Indianapolis Public Schools is dropping a limit on the number of absences employees could have last spring in order to qualify for a $1,500 retention bonus the district will pay out this week.
The initial requirement for the bonus, which the district will pay out Friday and is one of three rounds to be distributed through September 2023, allowed staff no more than two absences after March 28. Although staff could still take personal and vacation days, those who were out sick for more than two days were not eligible for the extra money.
The bonuses were meant to help the district as it struggled to retain staff during the pandemic. They are being funded with $14 million out of roughly $214 million in federal COVID relief for IPS.
The employee attendance requirement angered teachers throughout the district who were worried about missing out on the bonus due to a positive COVID diagnosis—which required teachers to quarantine for five days.
IPS announced on Wednesday it is dropping the attendance requirement for the first bonus in an email to staff.
The district did not immediately respond to requests for comment. It’s unclear whether the limit on employee absences will be dropped for two other bonus payments due in February and September 2023.
“We will continue to evaluate circumstances which may impact staff absences to determine if the attendance requirement will be enforced for the remaining two bonus opportunities,” the district said in the email.
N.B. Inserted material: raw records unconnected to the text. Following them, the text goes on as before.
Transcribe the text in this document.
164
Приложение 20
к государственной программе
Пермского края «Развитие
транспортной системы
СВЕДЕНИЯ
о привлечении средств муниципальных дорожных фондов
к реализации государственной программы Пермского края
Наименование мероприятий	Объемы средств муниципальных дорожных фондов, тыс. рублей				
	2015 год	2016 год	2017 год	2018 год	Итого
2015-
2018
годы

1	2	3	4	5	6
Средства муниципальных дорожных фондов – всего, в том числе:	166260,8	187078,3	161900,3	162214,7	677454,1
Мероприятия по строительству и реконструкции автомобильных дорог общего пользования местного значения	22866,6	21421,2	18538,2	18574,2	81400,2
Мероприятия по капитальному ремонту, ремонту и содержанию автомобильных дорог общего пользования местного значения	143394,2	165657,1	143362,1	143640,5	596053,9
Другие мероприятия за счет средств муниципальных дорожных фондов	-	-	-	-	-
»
As with bonuses the district is paying out Friday, $1,000 bonuses paid out in February 2023 will be for employees who worked through the prior fall semester and remain employed on the day of the payout, while $1,500 bonuses paid out in September 2023 will be for employees who stayed with the district through the semester the previous spring, according to an FAQ sent to teachers earlier this year. For those bonuses, staff can miss no more than five days each semester, according to that FAQ.
The Indianapolis Education Association, which has pushed for pandemic bonuses, praised the decision.
“After many conversations with the district, we are pleased to see the shift in policy to allow for retained teachers to receive the bonus monies awarded,” the union wrote on Twitter. “We argued from the start that a 2-day absent disqualification was unacceptable – this is major progress!”
Separately, the district is spending $1 million on virtual mental health therapy for staff and a pilot program in two schools that offers teachers more flexible work hours.